Hey guys I took a trip up to the Au sable to look around a little last Sunday. I’ve never fished it before. I’ll be fishing with spinning gear and have waders. If anyone could be nice enough to give me a few ideas where to fish or what’s working best right now it would be much appreciated. I literally no nothing about the river at all. 


Sent from my iPhone using Michigan Sportsman


----------



## jmaddog8807 (Oct 6, 2009)

I'd start at either the dam or Rea rd boat lunch. You can walk quite a long ways up and down the river and fish. If it's clear, like it usually is, you'll be able to see where fish will hold. Just get out and explore. I'd also look to bring some bottom bouncing gear and toss some spawn or waxies. It's a big river, so getting your spinners where you need to may be challenging by foot.


----------



## GreatlakesCowboy (Feb 16, 2019)

The first bit of advice I would have is to stop into wellmans on 23 and give the good folks in there a visit. They have maps of the river with marked locations and a legend. The dam and rea rd. are not the only accessible areas by foot. The highbanks was a notorious king salmon hole but still holds many fish throughout the year. Don't be afraid to take a hike, its good for the soul and almost always pays its dividends.

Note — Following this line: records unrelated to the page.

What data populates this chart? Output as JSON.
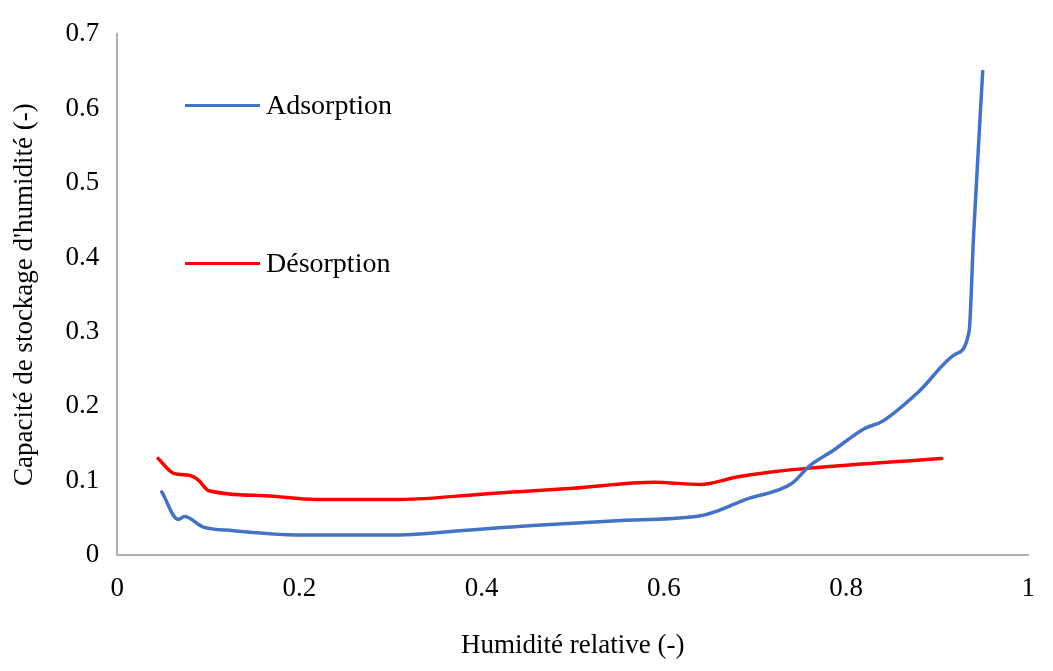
{
  "chart_data": {
    "type": "line",
    "xlabel": "Humidité relative (-)",
    "ylabel": "Capacité de stockage d'humidité (-)",
    "xlim": [
      0,
      1
    ],
    "xticks": [
      0,
      0.2,
      0.4,
      0.6,
      0.8,
      1
    ],
    "ylim": [
      0,
      0.7
    ],
    "yticks": [
      0,
      0.1,
      0.2,
      0.3,
      0.4,
      0.5,
      0.6,
      0.7
    ],
    "grid": false,
    "legend": "top left",
    "marker": "none",
    "line_style": "solid",
    "series": [
      {
        "name": "Adsorption",
        "color": "#4472c4",
        "x": [
          0.049,
          0.067,
          0.074,
          0.094,
          0.128,
          0.196,
          0.298,
          0.388,
          0.456,
          0.558,
          0.64,
          0.66,
          0.69,
          0.74,
          0.76,
          0.785,
          0.82,
          0.84,
          0.88,
          0.92,
          0.935,
          0.94,
          0.95
        ],
        "values": [
          0.085,
          0.048,
          0.052,
          0.038,
          0.033,
          0.027,
          0.027,
          0.034,
          0.04,
          0.047,
          0.053,
          0.06,
          0.075,
          0.096,
          0.12,
          0.14,
          0.17,
          0.18,
          0.22,
          0.27,
          0.3,
          0.43,
          0.65
        ]
      },
      {
        "name": "Désorption",
        "color": "#ff0000",
        "x": [
          0.045,
          0.062,
          0.08,
          0.09,
          0.1,
          0.162,
          0.218,
          0.31,
          0.41,
          0.5,
          0.59,
          0.64,
          0.68,
          0.72,
          0.76,
          0.905
        ],
        "values": [
          0.13,
          0.11,
          0.107,
          0.1,
          0.087,
          0.08,
          0.075,
          0.075,
          0.083,
          0.09,
          0.098,
          0.095,
          0.105,
          0.112,
          0.117,
          0.13
        ]
      }
    ]
  }
}
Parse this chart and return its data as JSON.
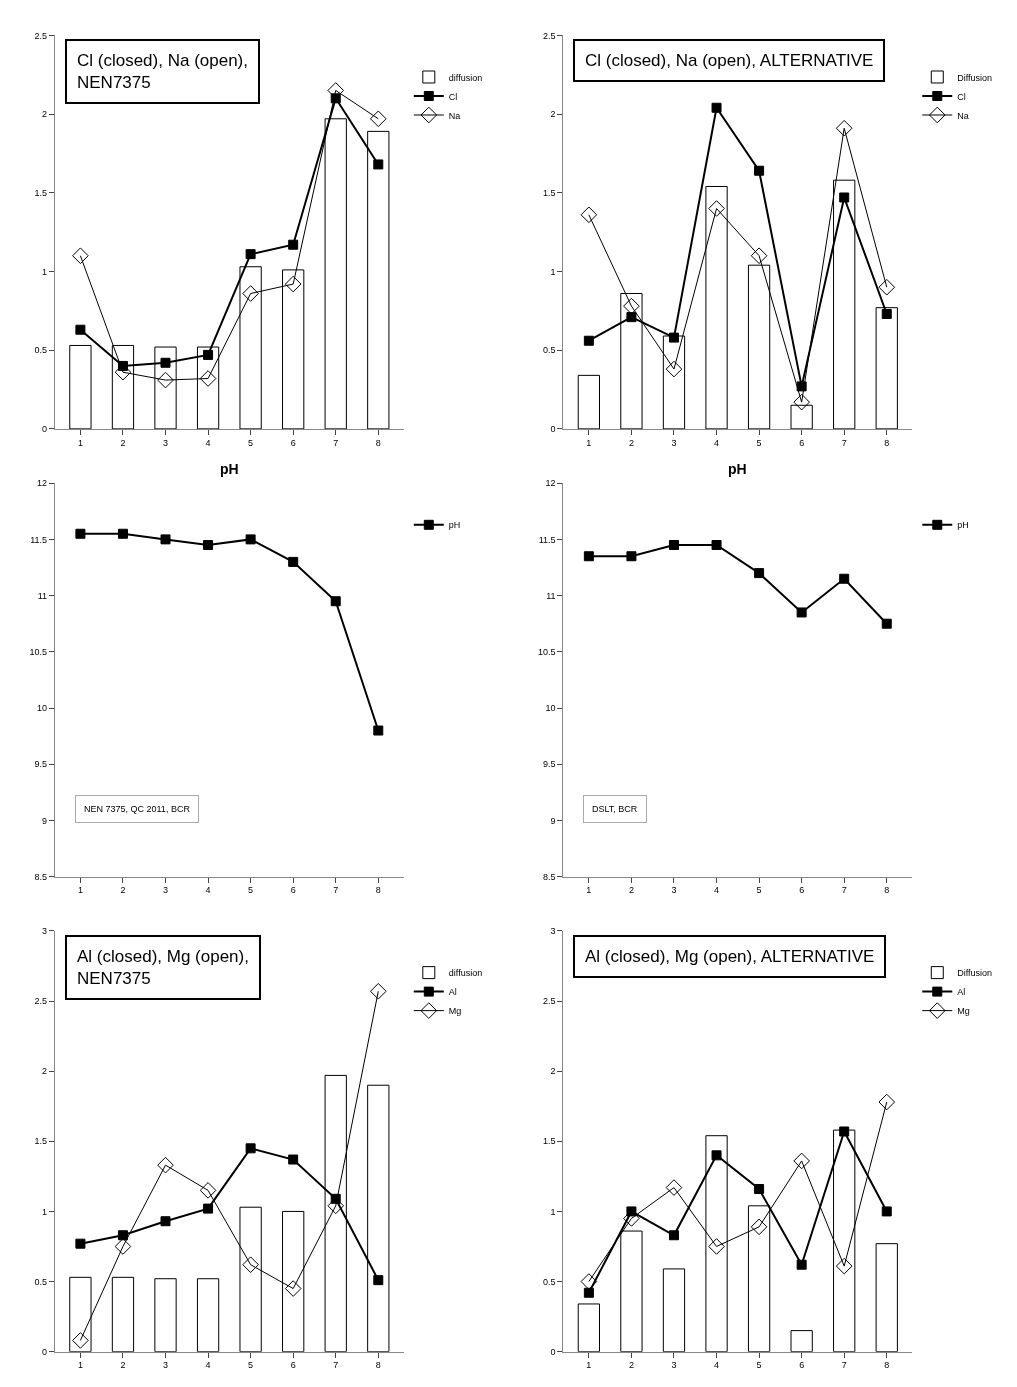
{
  "chart_data": [
    {
      "type": "bar",
      "categories": [
        "1",
        "2",
        "3",
        "4",
        "5",
        "6",
        "7",
        "8"
      ],
      "ylim": [
        0,
        2.5
      ],
      "yticks": [
        0,
        0.5,
        1,
        1.5,
        2,
        2.5
      ],
      "legend": "right",
      "annotations": [
        "Cl (closed), Na (open), NEN7375"
      ],
      "series": [
        {
          "name": "diffusion",
          "type": "bar",
          "color": "#ffffff",
          "values": [
            0.53,
            0.53,
            0.52,
            0.52,
            1.03,
            1.01,
            1.97,
            1.89
          ]
        },
        {
          "name": "Cl",
          "type": "line",
          "marker": "square",
          "color": "#000000",
          "values": [
            0.63,
            0.4,
            0.42,
            0.47,
            1.11,
            1.17,
            2.1,
            1.68
          ]
        },
        {
          "name": "Na",
          "type": "line",
          "marker": "diamond",
          "color": "#000000",
          "values": [
            1.1,
            0.36,
            0.31,
            0.32,
            0.86,
            0.92,
            2.15,
            1.97
          ]
        }
      ]
    },
    {
      "type": "bar",
      "categories": [
        "1",
        "2",
        "3",
        "4",
        "5",
        "6",
        "7",
        "8"
      ],
      "ylim": [
        0,
        2.5
      ],
      "yticks": [
        0,
        0.5,
        1,
        1.5,
        2,
        2.5
      ],
      "legend": "right",
      "annotations": [
        "Cl (closed), Na (open), ALTERNATIVE"
      ],
      "series": [
        {
          "name": "Diffusion",
          "type": "bar",
          "color": "#ffffff",
          "values": [
            0.34,
            0.86,
            0.59,
            1.54,
            1.04,
            0.15,
            1.58,
            0.77
          ]
        },
        {
          "name": "Cl",
          "type": "line",
          "marker": "square",
          "color": "#000000",
          "values": [
            0.56,
            0.71,
            0.58,
            2.04,
            1.64,
            0.27,
            1.47,
            0.73
          ]
        },
        {
          "name": "Na",
          "type": "line",
          "marker": "diamond",
          "color": "#000000",
          "values": [
            1.36,
            0.78,
            0.38,
            1.4,
            1.1,
            0.17,
            1.91,
            0.9
          ]
        }
      ]
    },
    {
      "type": "line",
      "title": "pH",
      "categories": [
        "1",
        "2",
        "3",
        "4",
        "5",
        "6",
        "7",
        "8"
      ],
      "ylim": [
        8.5,
        12
      ],
      "yticks": [
        8.5,
        9,
        9.5,
        10,
        10.5,
        11,
        11.5,
        12
      ],
      "legend": "top right",
      "marker": "square",
      "annotations": [
        "NEN 7375, QC 2011, BCR"
      ],
      "series": [
        {
          "name": "pH",
          "color": "#000000",
          "values": [
            11.55,
            11.55,
            11.5,
            11.45,
            11.5,
            11.3,
            10.95,
            9.8
          ]
        }
      ]
    },
    {
      "type": "line",
      "title": "pH",
      "categories": [
        "1",
        "2",
        "3",
        "4",
        "5",
        "6",
        "7",
        "8"
      ],
      "ylim": [
        8.5,
        12
      ],
      "yticks": [
        8.5,
        9,
        9.5,
        10,
        10.5,
        11,
        11.5,
        12
      ],
      "legend": "top right",
      "marker": "square",
      "annotations": [
        "DSLT, BCR"
      ],
      "series": [
        {
          "name": "pH",
          "color": "#000000",
          "values": [
            11.35,
            11.35,
            11.45,
            11.45,
            11.2,
            10.85,
            11.15,
            10.75
          ]
        }
      ]
    },
    {
      "type": "bar",
      "categories": [
        "1",
        "2",
        "3",
        "4",
        "5",
        "6",
        "7",
        "8"
      ],
      "ylim": [
        0,
        3
      ],
      "yticks": [
        0,
        0.5,
        1,
        1.5,
        2,
        2.5,
        3
      ],
      "legend": "right",
      "annotations": [
        "Al (closed), Mg (open), NEN7375"
      ],
      "series": [
        {
          "name": "diffusion",
          "type": "bar",
          "color": "#ffffff",
          "values": [
            0.53,
            0.53,
            0.52,
            0.52,
            1.03,
            1.0,
            1.97,
            1.9
          ]
        },
        {
          "name": "Al",
          "type": "line",
          "marker": "square",
          "color": "#000000",
          "values": [
            0.77,
            0.83,
            0.93,
            1.02,
            1.45,
            1.37,
            1.09,
            0.51
          ]
        },
        {
          "name": "Mg",
          "type": "line",
          "marker": "diamond",
          "color": "#000000",
          "values": [
            0.08,
            0.75,
            1.33,
            1.15,
            0.62,
            0.45,
            1.04,
            2.57
          ]
        }
      ]
    },
    {
      "type": "bar",
      "categories": [
        "1",
        "2",
        "3",
        "4",
        "5",
        "6",
        "7",
        "8"
      ],
      "ylim": [
        0,
        3
      ],
      "yticks": [
        0,
        0.5,
        1,
        1.5,
        2,
        2.5,
        3
      ],
      "legend": "right",
      "annotations": [
        "Al (closed), Mg (open), ALTERNATIVE"
      ],
      "series": [
        {
          "name": "Diffusion",
          "type": "bar",
          "color": "#ffffff",
          "values": [
            0.34,
            0.86,
            0.59,
            1.54,
            1.04,
            0.15,
            1.58,
            0.77
          ]
        },
        {
          "name": "Al",
          "type": "line",
          "marker": "square",
          "color": "#000000",
          "values": [
            0.42,
            1.0,
            0.83,
            1.4,
            1.16,
            0.62,
            1.57,
            1.0
          ]
        },
        {
          "name": "Mg",
          "type": "line",
          "marker": "diamond",
          "color": "#000000",
          "values": [
            0.5,
            0.95,
            1.17,
            0.75,
            0.89,
            1.36,
            0.61,
            1.78
          ]
        }
      ]
    }
  ]
}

Hope to see you out there!


----------



## ajbrown0488 (Feb 27, 2015)

Thanks guys for the heads up. I usually float fish or bottom bounce with a spinning real setup. Do you guys use beads at all? The river looked low and crystal clear so I’m guessing more natural colors would be best? I stopped in at the whirlpool can you just use that area to walk the banks? 


Sent from my iPhone using Michigan Sportsman


----------



## mfs686 (Mar 15, 2007)

ajbrown0488 said:


> Thanks guys for the heads up. I usually float fish or bottom bounce with a spinning real setup. Do you guys use beads at all? The river looked low and crystal clear so I’m guessing more natural colors would be best? I stopped in at the whirlpool can you just use that area to walk the banks?
> 
> 
> Sent from my iPhone using Michigan Sportsman


Technically I believe you have to pay to park since it is part of the National Forest. I fished with Streamside Guide Service last year and I was told to pay the 5 bucks.


----------